Now, before we are accused of being overly cynical, few would quibble with these objectives. Who doesn’t need a more resilient and adaptable economy, after all? And who wouldn’t be drawn by the prospect of renewable energy and the exploitation of renewable energy technology?

The problem is that Mr Swinney, as has the First Minister, seems to have over-stated the potential benefits, claiming the transition to a low carbon economy has the potential to support 130,000 jobs by 2020. Experts, including many sympathetic to the drive to boost renewables, think his assertion wildly optimistic.

Economist and consultant Professor Tony MacKay, Peter Hughes, chairman of Scottish Engineering, and Dr Ewan Mearns, an energy expert at Aberdeen University, have all expressed doubts, not about the principle but about the scale of supposed benefits.

Such hyperbole for a government which, to take one example, could have taken a practical step to cut carbon emissions from combustion engines by embracing the Edinburgh tram scheme, is of grave concern, not just to those who believe in the cause of renewables but to voters across Scotland.

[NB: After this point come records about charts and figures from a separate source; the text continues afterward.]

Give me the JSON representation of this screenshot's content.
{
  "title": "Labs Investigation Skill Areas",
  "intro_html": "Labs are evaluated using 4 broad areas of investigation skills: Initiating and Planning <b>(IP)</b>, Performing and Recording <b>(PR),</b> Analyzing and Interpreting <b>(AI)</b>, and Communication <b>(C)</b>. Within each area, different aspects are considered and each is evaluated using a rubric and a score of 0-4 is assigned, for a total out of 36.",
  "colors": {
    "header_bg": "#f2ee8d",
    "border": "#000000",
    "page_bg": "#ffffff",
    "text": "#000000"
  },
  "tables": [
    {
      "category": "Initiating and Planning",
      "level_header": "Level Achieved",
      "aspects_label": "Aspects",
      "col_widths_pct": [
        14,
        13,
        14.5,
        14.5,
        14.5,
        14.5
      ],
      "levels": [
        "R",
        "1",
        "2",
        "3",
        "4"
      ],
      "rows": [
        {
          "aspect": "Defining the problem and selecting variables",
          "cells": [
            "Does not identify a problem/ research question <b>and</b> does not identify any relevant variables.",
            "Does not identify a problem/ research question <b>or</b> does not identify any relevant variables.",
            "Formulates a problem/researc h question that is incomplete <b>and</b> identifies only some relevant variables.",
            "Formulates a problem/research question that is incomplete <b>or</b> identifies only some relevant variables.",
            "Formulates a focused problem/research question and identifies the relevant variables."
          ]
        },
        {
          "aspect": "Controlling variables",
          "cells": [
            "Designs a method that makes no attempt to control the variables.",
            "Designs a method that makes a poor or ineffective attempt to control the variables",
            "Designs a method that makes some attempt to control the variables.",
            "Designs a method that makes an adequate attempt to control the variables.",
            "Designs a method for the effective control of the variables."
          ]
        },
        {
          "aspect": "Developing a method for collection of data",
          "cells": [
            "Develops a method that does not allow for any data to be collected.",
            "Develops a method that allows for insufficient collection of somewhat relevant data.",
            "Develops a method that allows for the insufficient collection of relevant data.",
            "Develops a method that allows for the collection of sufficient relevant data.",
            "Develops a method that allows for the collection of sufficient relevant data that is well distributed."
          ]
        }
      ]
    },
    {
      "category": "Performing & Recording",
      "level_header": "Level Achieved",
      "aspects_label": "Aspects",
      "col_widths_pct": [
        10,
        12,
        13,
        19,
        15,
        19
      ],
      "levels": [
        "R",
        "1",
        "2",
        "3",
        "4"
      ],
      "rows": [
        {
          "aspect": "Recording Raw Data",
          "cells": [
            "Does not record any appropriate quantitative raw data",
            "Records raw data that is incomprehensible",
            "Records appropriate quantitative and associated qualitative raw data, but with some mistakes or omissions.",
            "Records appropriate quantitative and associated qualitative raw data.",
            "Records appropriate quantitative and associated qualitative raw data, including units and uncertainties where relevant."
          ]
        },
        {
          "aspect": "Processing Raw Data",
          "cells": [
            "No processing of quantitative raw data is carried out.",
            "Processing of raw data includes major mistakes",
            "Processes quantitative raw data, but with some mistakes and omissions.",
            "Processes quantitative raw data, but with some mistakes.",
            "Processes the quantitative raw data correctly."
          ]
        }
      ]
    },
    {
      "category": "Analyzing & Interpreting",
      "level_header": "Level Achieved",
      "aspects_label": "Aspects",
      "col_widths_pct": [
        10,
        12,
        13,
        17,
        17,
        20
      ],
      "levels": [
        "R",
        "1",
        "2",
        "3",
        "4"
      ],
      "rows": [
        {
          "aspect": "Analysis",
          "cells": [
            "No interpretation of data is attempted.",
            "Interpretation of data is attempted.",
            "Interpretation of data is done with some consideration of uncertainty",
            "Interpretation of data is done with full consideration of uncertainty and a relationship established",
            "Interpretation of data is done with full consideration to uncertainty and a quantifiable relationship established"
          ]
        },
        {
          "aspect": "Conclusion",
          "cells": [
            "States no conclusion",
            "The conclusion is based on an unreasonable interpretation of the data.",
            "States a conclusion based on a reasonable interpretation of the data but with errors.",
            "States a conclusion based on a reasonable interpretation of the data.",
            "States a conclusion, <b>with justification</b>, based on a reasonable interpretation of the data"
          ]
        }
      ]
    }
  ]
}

If SNP ministers make claims which are exaggerated or, in some cases, simply not true about issues such as renewable energy, what are we to make of other claims behind the policy which matters most to them and on which voters will soon have to decide in a referendum: namely independence? SNP ministers asserting something to be true does not make it true, and for their own sake they need to get their feet firmly on the ground.